Second Life, which invites us to enter a virtual world through an avatar taken from its collection of templates, has more than 15m users. It provides opportunities for virtual business, virtual shopping, and even virtual “social” action, with social positions achieved by merit, or at any rate virtual merit. People can enjoy cost-free versions of the social emotions, and become heroes of “compassion”, without lifting a finger in the real world.
Of course, avatars are dolls, which must be ventriloquised by their cyber-parents. But the dolls are getting more realistic, and who knows, maybe soon they will be able to read each other’s body language, and begin to respond directly, presenting their watchful parents with moral dilemmas that they had never foreseen. The new “dream children” may soon possess all the attributes which their creators wish for but do not possess, and will be able to copulate in cyberspace with the dreams of other people, in a sterile caricature of erotic passion. On YouTube it is possible to see a film in which a couple who have never met describe their adulterous affair conducted in cyberspace, showing no guilt towards the victim, and proudly displaying their narcissistic emotions as though they had achieved some kind of moral breakthrough, by ensuring that it is only their avatars, and not they themselves, that ended up in bed.

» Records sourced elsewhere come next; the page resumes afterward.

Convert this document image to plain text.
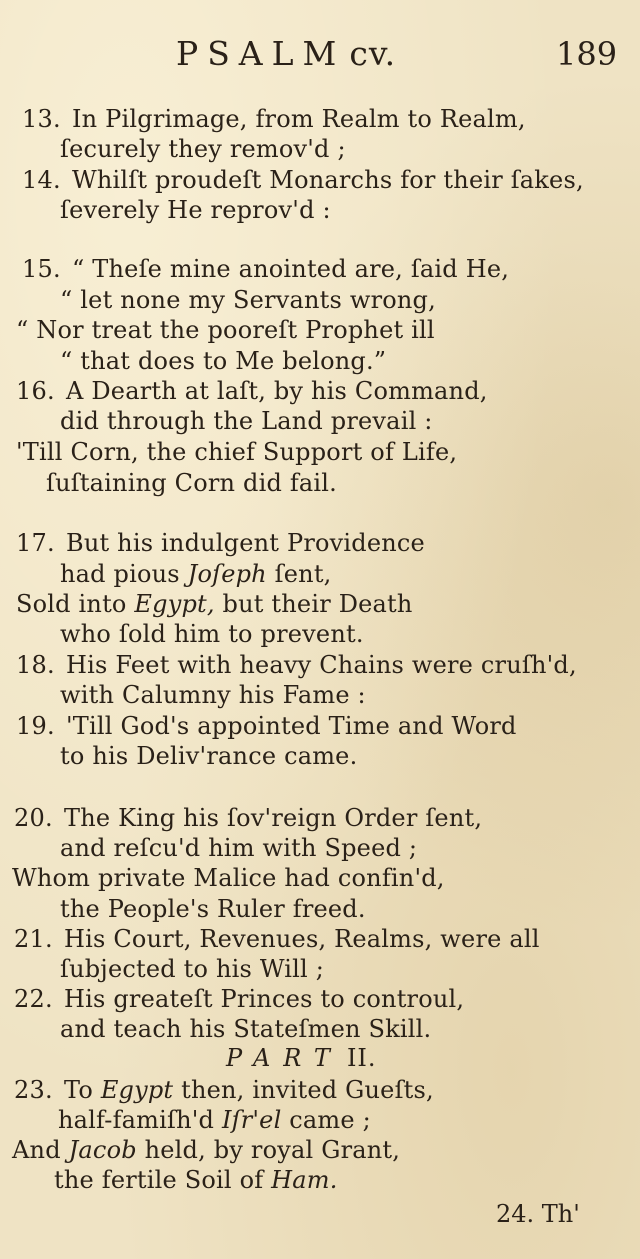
PSALM cv.	189
13. In Pilgrimage, from Realm to Realm,
ſecurely they remov'd ;
14. Whilſt proudeſt Monarchs for their ſakes,
ſeverely He reprov'd :
15. “ Theſe mine anointed are, ſaid He,
“ let none my Servants wrong,
“ Nor treat the pooreſt Prophet ill
“ that does to Me belong.”
16. A Dearth at laſt, by his Command,
did through the Land prevail :
'Till Corn, the chief Support of Life,
ſuſtaining Corn did fail.
17. But his indulgent Providence
had pious Joſeph ſent,
Sold into Egypt, but their Death
who ſold him to prevent.
18. His Feet with heavy Chains were cruſh'd,
with Calumny his Fame :
19. 'Till God's appointed Time and Word
to his Deliv'rance came.
20. The King his ſov'reign Order ſent,
and reſcu'd him with Speed ;
Whom private Malice had confin'd,
the People's Ruler freed.
21. His Court, Revenues, Realms, were all
ſubjected to his Will ;
22. His greateſt Princes to controul,
and teach his Stateſmen Skill.
PART II.
23. To Egypt then, invited Gueſts,
half-famiſh'd Iſr'el came ;
And Jacob held, by royal Grant,
the fertile Soil of Ham.
24. Th'
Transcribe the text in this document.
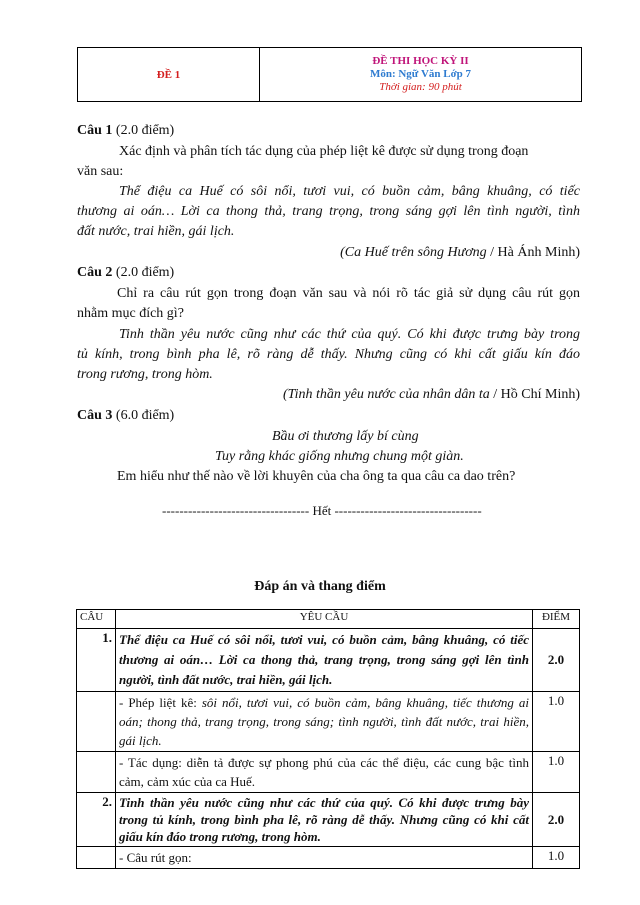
ĐỀ 1
ĐỀ THI HỌC KỲ II
Môn: Ngữ Văn Lớp 7
Thời gian: 90 phút
Câu 1 (2.0 điểm)
Xác định và phân tích tác dụng của phép liệt kê được sử dụng trong đoạn
văn sau:
Thể điệu ca Huế có sôi nổi, tươi vui, có buồn cảm, bâng khuâng, có tiếc
thương ai oán… Lời ca thong thả, trang trọng, trong sáng gợi lên tình người, tình
đất nước, trai hiền, gái lịch.
(Ca Huế trên sông Hương / Hà Ánh Minh)
Câu 2 (2.0 điểm)
Chỉ ra câu rút gọn trong đoạn văn sau và nói rõ tác giả sử dụng câu rút gọn
nhằm mục đích gì?
Tinh thần yêu nước cũng như các thứ của quý. Có khi được trưng bày trong
tủ kính, trong bình pha lê, rõ ràng dễ thấy. Nhưng cũng có khi cất giấu kín đáo
trong rương, trong hòm.
(Tinh thần yêu nước của nhân dân ta / Hồ Chí Minh)
Câu 3 (6.0 điểm)
Bầu ơi thương lấy bí cùng
Tuy rằng khác giống nhưng chung một giàn.
Em hiểu như thế nào về lời khuyên của cha ông ta qua câu ca dao trên?
---------------------------------- Hết ----------------------------------
Đáp án và thang điểm
CÂU	YÊU CẦU	ĐIỂM
1.	Thể điệu ca Huế có sôi nổi, tươi vui, có buồn cảm, bâng khuâng, có tiếc thương ai oán… Lời ca thong thả, trang trọng, trong sáng gợi lên tình người, tình đất nước, trai hiền, gái lịch.	2.0
	- Phép liệt kê: sôi nổi, tươi vui, có buồn cảm, bâng khuâng, tiếc thương ai oán; thong thả, trang trọng, trong sáng; tình người, tình đất nước, trai hiền, gái lịch.	1.0
	- Tác dụng: diễn tả được sự phong phú của các thể điệu, các cung bậc tình cảm, cảm xúc của ca Huế.	1.0
2.	Tinh thần yêu nước cũng như các thứ của quý. Có khi được trưng bày trong tủ kính, trong bình pha lê, rõ ràng dễ thấy. Nhưng cũng có khi cất giấu kín đáo trong rương, trong hòm.	2.0
	- Câu rút gọn:	1.0
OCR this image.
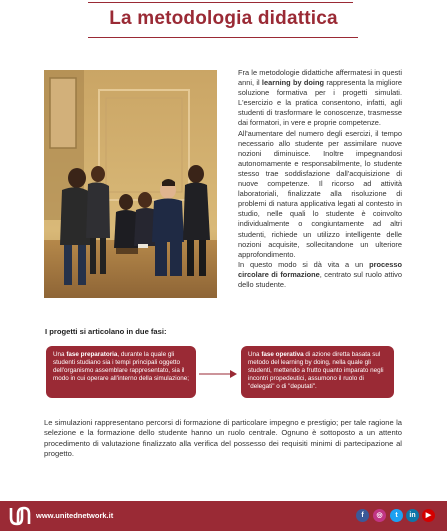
La metodologia didattica

Fra le metodologie didattiche affermatesi in questi anni, il learning by doing rappresenta la migliore soluzione formativa per i progetti simulati. L'esercizio e la pratica consentono, infatti, agli studenti di trasformare le conoscenze, trasmesse dai formatori, in vere e proprie competenze.

All'aumentare del numero degli esercizi, il tempo necessario allo studente per assimilare nuove nozioni diminuisce. Inoltre impegnandosi autonomamente e responsabilmente, lo studente stesso trae soddisfazione dall'acquisizione di nuove competenze. Il ricorso ad attività laboratoriali, finalizzate alla risoluzione di problemi di natura applicativa legati al contesto in studio, nelle quali lo studente è coinvolto individualmente o congiuntamente ad altri studenti, richiede un utilizzo intelligente delle nozioni acquisite, sollecitandone un ulteriore approfondimento.

In questo modo si dà vita a un processo circolare di formazione, centrato sul ruolo attivo dello studente.

I progetti si articolano in due fasi:
Una fase preparatoria, durante la quale gli studenti studiano sia i tempi principali oggetto dell'organismo assemblare rappresentato, sia il modo in cui operare all'interno della simulazione;
Una fase operativa di azione diretta basata sul metodo del learning by doing, nella quale gli studenti, mettendo a frutto quanto imparato negli incontri propedeutici, assumono il ruolo di "delegati" o di "deputati".
Le simulazioni rappresentano percorsi di formazione di particolare impegno e prestigio; per tale ragione la selezione e la formazione dello studente hanno un ruolo centrale. Ognuno è sottoposto a un attento procedimento di valutazione finalizzato alla verifica del possesso dei requisiti minimi di partecipazione al progetto.
www.unitednetwork.it	f	◎	t	in	▶
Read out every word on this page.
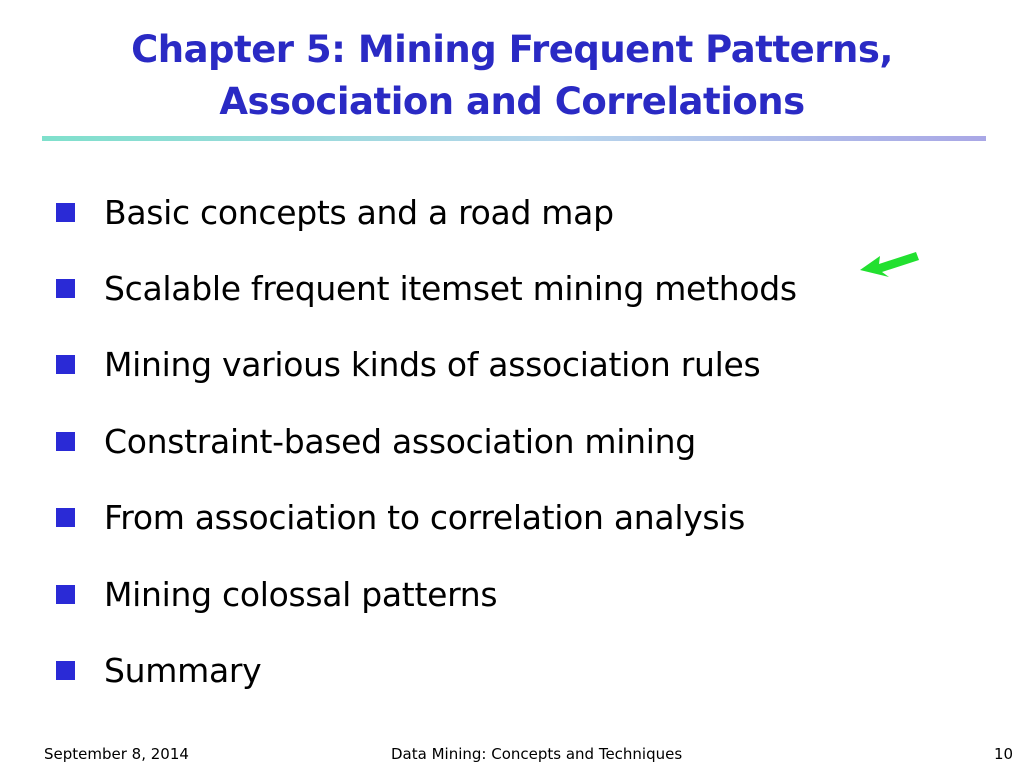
Chapter 5: Mining Frequent Patterns,
Association and Correlations
Basic concepts and a road map
Scalable frequent itemset mining methods
Mining various kinds of association rules
Constraint-based association mining
From association to correlation analysis
Mining colossal patterns
Summary
September 8, 2014	Data Mining: Concepts and Techniques	10
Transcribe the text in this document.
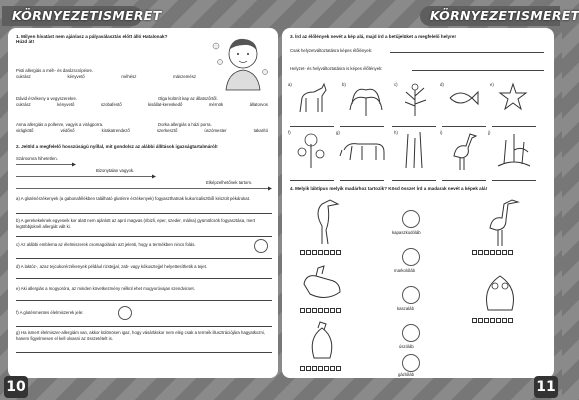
KÖRNYEZETISMERET	KÖRNYEZETISMERET
1. Milyen hívatást nem ajánlasz a pályaválasztás előtt álló Hatalonak? Húzd át!
Pisti allergiás a méh- és darázscsípésre.
cukrász	kényvető	méhész	mászemész
Dávid érzékeny a vegyszerekre.	Olga különít kap az állatszőrtől.
cukrász	kényvető	szobafestő	kisállat-kereskedő	mérnök	állatorvos
Anna allergiás a pollenre, vagyis a virágporra.	Dorka allergiás a házi porra.
virágkötő	védőnő	kirakatrendező	szerkesztő	úszómester	takarító
2. Jelöld a megfelelő hosszúságú nyíllal, mit gondolsz az alábbi állítások igazságtartalmáról!
Számomra hihetetlen.
Bizonytalan vagyok.
Elképzelhetőnek tartom.
a) A gluténérzékenyek (a gabonafélékben található gluténre érzékenyek) fogyaszthatnak kukoricalisztből készült pékárukat.
b) A gerekekeknek egyeseik kor alatt nem ajánlott az apró magvas (ribizli, eper, szeder, málna) gyümölcsök fogyasztása, mert legtöbbjüknél allergiát vált ki.
c) Az alábbi emblema az élelmiszerek csomagolásán azt jelenti, hogy a termékben nincs folás.
d) A laktóz-, azaz tejcukorérzékenyek például rizstejjal, zab- vagy kókusztejjel helyettesíthetik a tejet.
e) Aki allergiás a mogyoróra, az minden következmény nélkül ehet mogyoróvajas szendvicset.
f) A gluténmentes élelmiszerek jele:
g) Ha ismert élelmiszer-allergiám van, akkor különösen igaz, hogy vásárláskor nem elég csak a termék illusztrációjára hagyatkozni, hanem figyelmesen el kell olvasni az összetételt is.
3. Írd az élőlények nevét a kép alá, majd írd a betűjelüket a megfelelő helyre!
Csak helyzetváltoztatásra képes élőlények:
Helyzet- és helyváltoztatásra is képes élőlények:
a)	b)	c)	d)	e)
f)	g)	h)	i)	j)
4. Melyik lábtípus melyik madárhoz tartozik? Kösd össze! Írd a madarak nevét a képek alá!
kapaszkodóláb
markolóláb
kaszaláb
úszóláb
gázlóláb
10	11
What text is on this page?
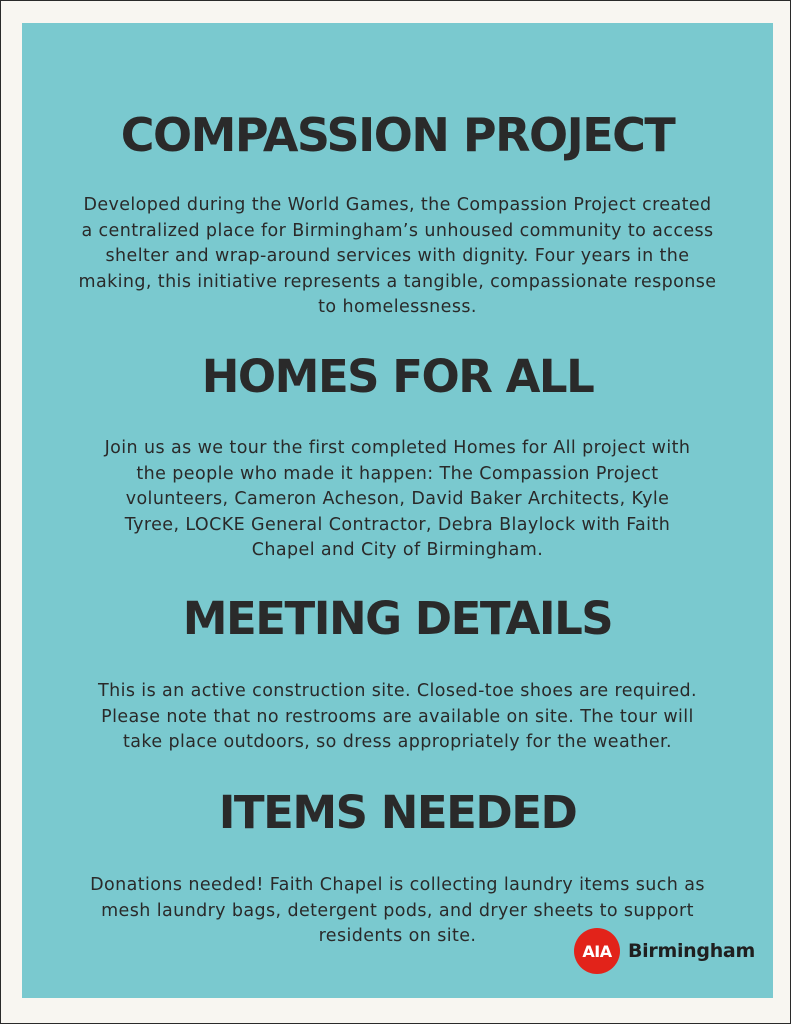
COMPASSION PROJECT

Developed during the World Games, the Compassion Project created
a centralized place for Birmingham’s unhoused community to access
shelter and wrap-around services with dignity. Four years in the
making, this initiative represents a tangible, compassionate response
to homelessness.

HOMES FOR ALL

Join us as we tour the first completed Homes for All project with
the people who made it happen: The Compassion Project
volunteers, Cameron Acheson, David Baker Architects, Kyle
Tyree, LOCKE General Contractor, Debra Blaylock with Faith
Chapel and City of Birmingham.

MEETING DETAILS

This is an active construction site. Closed-toe shoes are required.
Please note that no restrooms are available on site. The tour will
take place outdoors, so dress appropriately for the weather.

ITEMS NEEDED

Donations needed! Faith Chapel is collecting laundry items such as
mesh laundry bags, detergent pods, and dryer sheets to support
residents on site.

AIA Birmingham
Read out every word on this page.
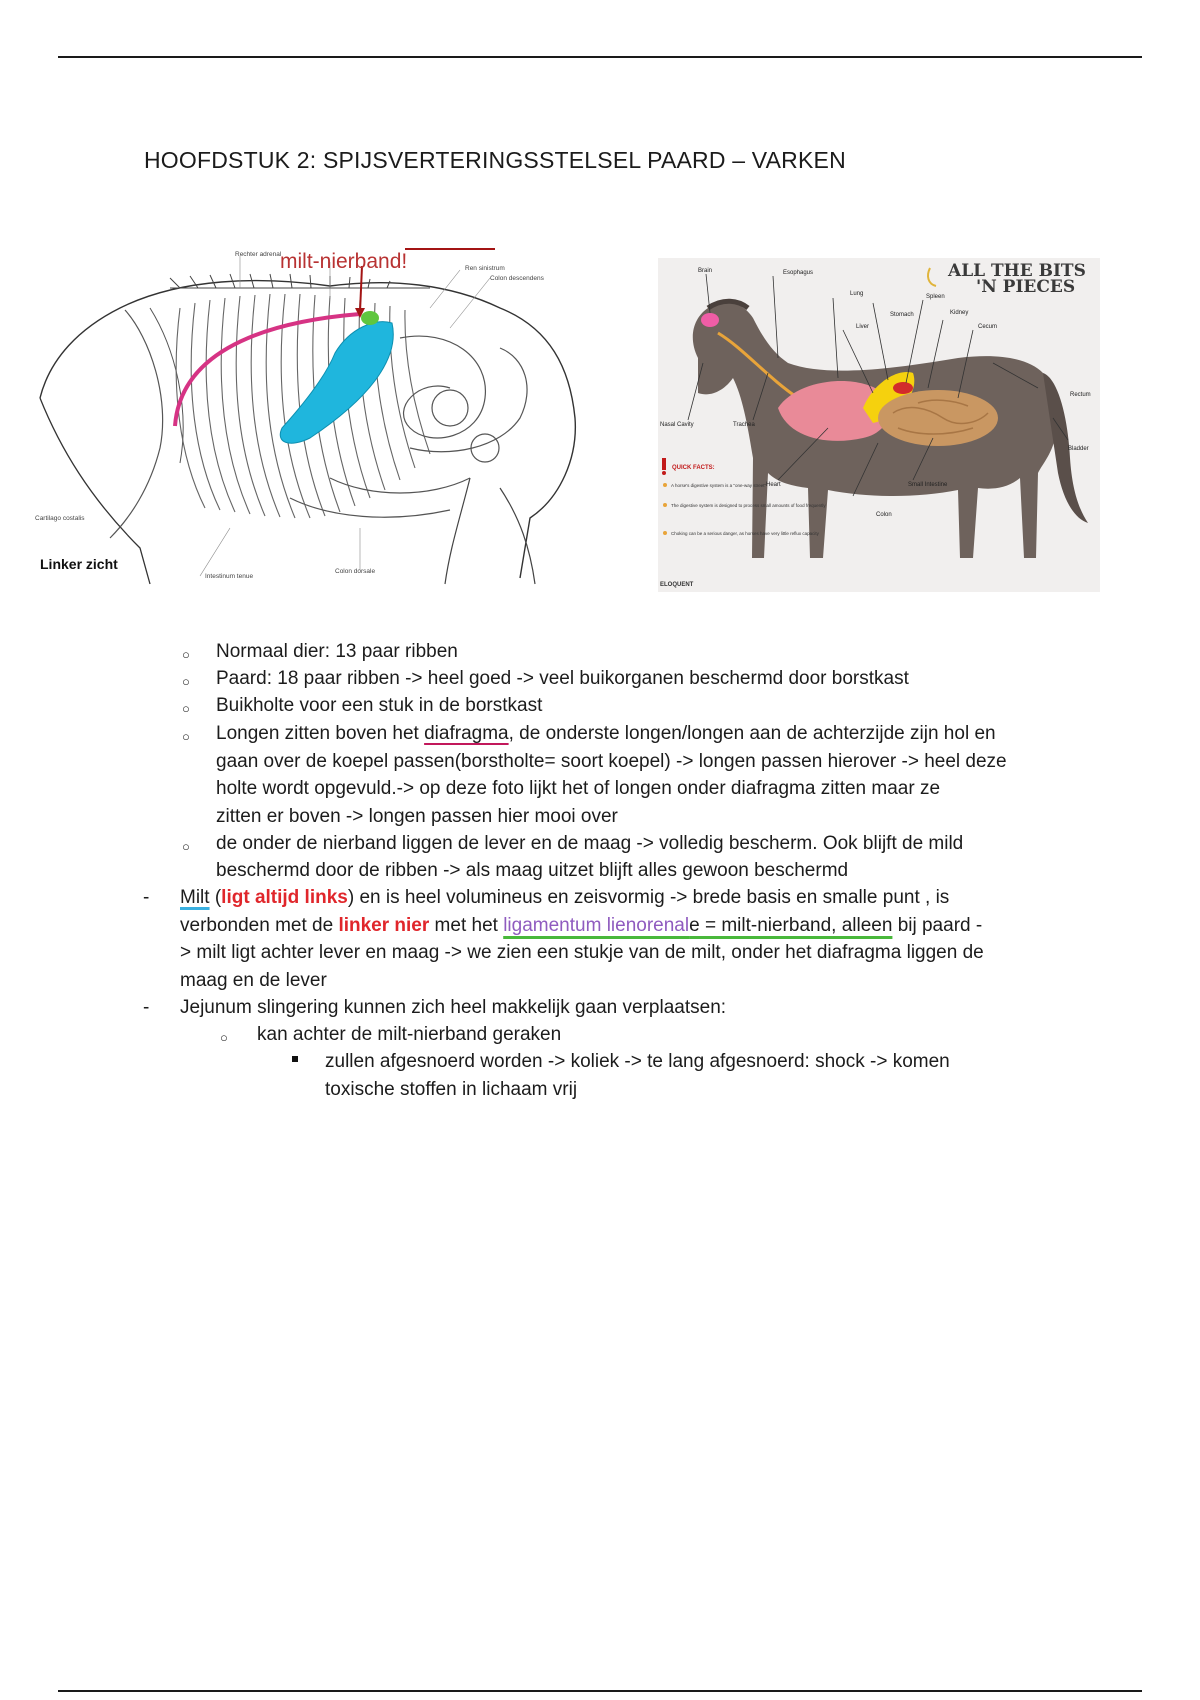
HOOFDSTUK 2: SPIJSVERTERINGSSTELSEL PAARD – VARKEN
Rechter adrenal
Ren sinistrum
Colon descendens
Intestinum tenue
Colon dorsale
Cartilago costalis
milt-nierband!
Linker zicht
Brain	Esophagus
Lung	Spleen
Stomach	Kidney
Cecum
Liver
Rectum
Nasal Cavity	Trachea
Heart	Small Intestine
Colon
Bladder
QUICK FACTS:
A horse's digestive system is a "one-way street"
The digestive system is designed to process small amounts of food frequently
Choking can be a serious danger, as horses have very little reflux capacity
ELOQUENT
ALL THE BITS
'N PIECES
○ Normaal dier: 13 paar ribben
○ Paard: 18 paar ribben -> heel goed -> veel buikorganen beschermd door borstkast
○ Buikholte voor een stuk in de borstkast
○ Longen zitten boven het diafragma, de onderste longen/longen aan de achterzijde zijn hol en
gaan over de koepel passen(borstholte= soort koepel) -> longen passen hierover -> heel deze
holte wordt opgevuld.-> op deze foto lijkt het of longen onder diafragma zitten maar ze
zitten er boven -> longen passen hier mooi over
○ de onder de nierband liggen de lever en de maag -> volledig bescherm. Ook blijft de mild
beschermd door de ribben -> als maag uitzet blijft alles gewoon beschermd
- Milt (ligt altijd links) en is heel volumineus en zeisvormig -> brede basis en smalle punt , is
verbonden met de linker nier met het ligamentum lienorenale = milt-nierband, alleen bij paard -
> milt ligt achter lever en maag -> we zien een stukje van de milt, onder het diafragma liggen de
maag en de lever
- Jejunum slingering kunnen zich heel makkelijk gaan verplaatsen:
○ kan achter de milt-nierband geraken
zullen afgesnoerd worden -> koliek -> te lang afgesnoerd: shock -> komen
toxische stoffen in lichaam vrij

Does this matter? I think it does. For trust, accountability and risk-taking are dispositions on which the future of society depends. And these things are learnt by accepting the real cost of them. They are not learnt by playing with their virtual substitutes, any more than real courage is learnt by playing with violent computer games. As people habituate themselves to living in virtual worlds where all is permitted and nothing is paid for, virtues like courage and justice will disappear, since nobody will have a need for them. Without those virtues, however, people will be unable to risk themselves in real encounters, and will hide instead in their narcissistic dreams. Some people look forward to this, hoping for a brave new world of virtual relationships; but surely the best thing about such a world is that no real person will be born there.